Ultimately, something that I was taught years ago is the importance of fair energy exchange. This isn’t some sort of cosmic light experiment, nor  sacrifice in the manner of offering up a goat to a deity – but it does mean giving something of value to you in exchange for something of (at least) equal value in return. Professional practitioners of energy healing have often told me how they must receive equal return on their ‘expenditure’, otherwise the healing work doesn’t ‘take’ as well; the value that the healee places on their energy makes it more effective.

So what’s the primary unit of exchange for energy, in this capitalist society? Money, of course. When you think of any monitary service, exchange the financial term for ‘energy’ and see how it sounds. Exchange of cash (energy) is to be expected if you want something of value.

You don’t expect something for nothing – and if you do, that ‘free’ service has no definable value and is therefore worth less. That’s another set of beliefs that has been instilled in us. So as  the ancient Druids may have been paid in food or fuel, I’m reimbursed with money to pay for those same items. Life moves forward.

But now I’m being asked for more information on what it is that I do. Faith-based activities must again be quantified, so their value can be understood. Physical evidence of spiritual activity can be seen… but again, it requires work relative to the anticipated effect. So how do I specify what people ‘get for their money?’

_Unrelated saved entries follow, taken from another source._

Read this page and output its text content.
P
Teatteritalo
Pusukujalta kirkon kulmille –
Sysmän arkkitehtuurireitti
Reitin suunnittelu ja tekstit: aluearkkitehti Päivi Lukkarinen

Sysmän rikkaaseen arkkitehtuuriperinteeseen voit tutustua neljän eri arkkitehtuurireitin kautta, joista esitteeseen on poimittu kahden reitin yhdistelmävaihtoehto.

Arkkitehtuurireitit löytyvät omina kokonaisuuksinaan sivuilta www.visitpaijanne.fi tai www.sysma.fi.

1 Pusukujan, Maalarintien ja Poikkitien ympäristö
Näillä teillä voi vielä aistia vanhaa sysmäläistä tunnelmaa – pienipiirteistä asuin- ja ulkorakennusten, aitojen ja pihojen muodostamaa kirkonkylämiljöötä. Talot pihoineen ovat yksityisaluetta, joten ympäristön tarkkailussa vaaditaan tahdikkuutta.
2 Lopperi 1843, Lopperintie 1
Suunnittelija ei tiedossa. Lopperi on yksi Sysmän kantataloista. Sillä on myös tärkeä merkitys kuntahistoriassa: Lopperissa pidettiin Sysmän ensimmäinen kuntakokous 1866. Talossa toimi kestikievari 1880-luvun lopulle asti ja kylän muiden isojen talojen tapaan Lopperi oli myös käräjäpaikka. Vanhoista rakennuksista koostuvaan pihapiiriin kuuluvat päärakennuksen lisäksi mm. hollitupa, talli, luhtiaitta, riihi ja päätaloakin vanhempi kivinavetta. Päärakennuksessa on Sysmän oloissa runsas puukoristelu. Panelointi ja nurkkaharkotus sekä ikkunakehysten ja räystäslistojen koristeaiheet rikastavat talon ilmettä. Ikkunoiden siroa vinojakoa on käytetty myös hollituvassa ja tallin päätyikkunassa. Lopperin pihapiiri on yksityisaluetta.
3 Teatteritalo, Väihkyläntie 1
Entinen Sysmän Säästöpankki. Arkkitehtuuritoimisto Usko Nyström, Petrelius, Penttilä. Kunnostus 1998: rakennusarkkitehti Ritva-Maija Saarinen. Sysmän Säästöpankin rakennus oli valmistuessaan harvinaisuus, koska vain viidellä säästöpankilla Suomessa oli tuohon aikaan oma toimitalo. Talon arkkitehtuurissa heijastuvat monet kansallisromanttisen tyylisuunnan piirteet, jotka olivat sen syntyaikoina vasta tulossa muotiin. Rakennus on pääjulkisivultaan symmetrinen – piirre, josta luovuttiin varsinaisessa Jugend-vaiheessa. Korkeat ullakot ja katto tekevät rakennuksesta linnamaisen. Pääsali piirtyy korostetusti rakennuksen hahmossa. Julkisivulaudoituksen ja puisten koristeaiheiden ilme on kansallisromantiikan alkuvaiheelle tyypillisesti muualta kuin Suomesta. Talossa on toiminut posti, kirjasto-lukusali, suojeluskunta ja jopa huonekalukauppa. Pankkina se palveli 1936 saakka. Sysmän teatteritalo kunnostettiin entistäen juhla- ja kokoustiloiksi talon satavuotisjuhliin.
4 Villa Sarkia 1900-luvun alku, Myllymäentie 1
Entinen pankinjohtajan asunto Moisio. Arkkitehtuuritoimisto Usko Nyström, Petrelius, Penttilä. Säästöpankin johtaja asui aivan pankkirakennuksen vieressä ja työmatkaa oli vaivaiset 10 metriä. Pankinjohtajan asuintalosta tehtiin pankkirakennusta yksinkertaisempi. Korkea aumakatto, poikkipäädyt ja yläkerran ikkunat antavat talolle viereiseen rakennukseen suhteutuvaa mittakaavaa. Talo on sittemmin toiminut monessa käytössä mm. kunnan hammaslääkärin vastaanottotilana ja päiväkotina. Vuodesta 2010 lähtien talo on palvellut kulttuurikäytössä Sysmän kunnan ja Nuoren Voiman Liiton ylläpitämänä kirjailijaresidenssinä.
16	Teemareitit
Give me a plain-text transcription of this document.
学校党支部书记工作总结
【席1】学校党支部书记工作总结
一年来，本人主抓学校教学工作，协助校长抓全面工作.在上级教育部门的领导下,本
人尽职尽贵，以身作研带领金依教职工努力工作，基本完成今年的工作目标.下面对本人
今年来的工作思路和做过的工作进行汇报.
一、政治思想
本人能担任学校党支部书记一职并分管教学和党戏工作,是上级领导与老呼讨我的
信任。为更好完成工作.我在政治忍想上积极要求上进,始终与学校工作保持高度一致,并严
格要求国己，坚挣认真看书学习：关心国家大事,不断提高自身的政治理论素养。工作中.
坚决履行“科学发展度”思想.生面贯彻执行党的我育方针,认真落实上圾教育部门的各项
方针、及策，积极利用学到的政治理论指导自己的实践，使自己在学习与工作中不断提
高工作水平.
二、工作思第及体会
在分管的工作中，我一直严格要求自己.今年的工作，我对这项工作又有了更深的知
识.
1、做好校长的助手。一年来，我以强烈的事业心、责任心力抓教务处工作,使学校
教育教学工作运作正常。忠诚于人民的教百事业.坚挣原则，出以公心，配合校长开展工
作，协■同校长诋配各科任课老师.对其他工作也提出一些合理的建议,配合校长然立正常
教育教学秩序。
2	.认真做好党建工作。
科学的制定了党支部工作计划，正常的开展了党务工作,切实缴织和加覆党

I suppose I’m very aware of the potential for falsehood in working as a public Priest. Consider those American evangelists, asking for donations for prayer and healing (and very clearly living well as a result). There’s a good deal of cynicism now about how much the ancient Christian Church took from those who could ill afford it, with the clergy demanding ever more at the expense of others’ suffering. And yes, I’ve seen ‘alternative’ shops selling glass jewellery and wands as Real Quartz. Is a ritual tool somehow ‘better’ because it cost more? Or does that cost truly reflect the effort put into its creation?

I think that the key word here is ‘equal’. If I provide a bad service, I receive less in return, and thus cannot survive. So far, I am profoundly grateful that this is not the case! But I must therefore be constantly clear in what I am doing, conveying information and often highly experiential knowledge in a manner that can be understood and carried forward by others. I must be strong in my own beliefs if I am to represent them honestly and honourably, and flexible enough that I can continue to be challenged by new perspectives. I can’t get too proud either – no flowery titles, claims of superpowers or secret occult knowledge! My money is very literally where my mouth is (and I’m likewise glad of good friends and colleagues to keep me grounded and true to myself).

So it is that my faith is being challenged as to its increasing relevance with my life, as ‘work’ and ‘belief’ merge ever closer. I truly am living my Druidry all day, every day. Sometimes it wears me out, as I try to do too much – equal energy exchange is therefore also a reminder that I must not give everything that I have to the extent that I suffer. But nor can I travel long distances, to perform large rituals, for nothing. I won’t be able to give ‘complimentary’ books out to all and sundry. Ultimately consider what sort of world we would live in, if we truly expected such things? That honourable, equal energy exchange creates value and satisfaction to both sides of the equation, rather than any expectation that you are owed free goods and services.

I know that the challenges will continue as I move forward and learn, but I know too that I will do my utmost, as an active Druid, trying to help my community to the best of my ability. Spirituality merges with ‘everyday’ life… and isn’t that what we’re all truly seeking?

Let’s work together, to make ‘mundane’ life a little more magical.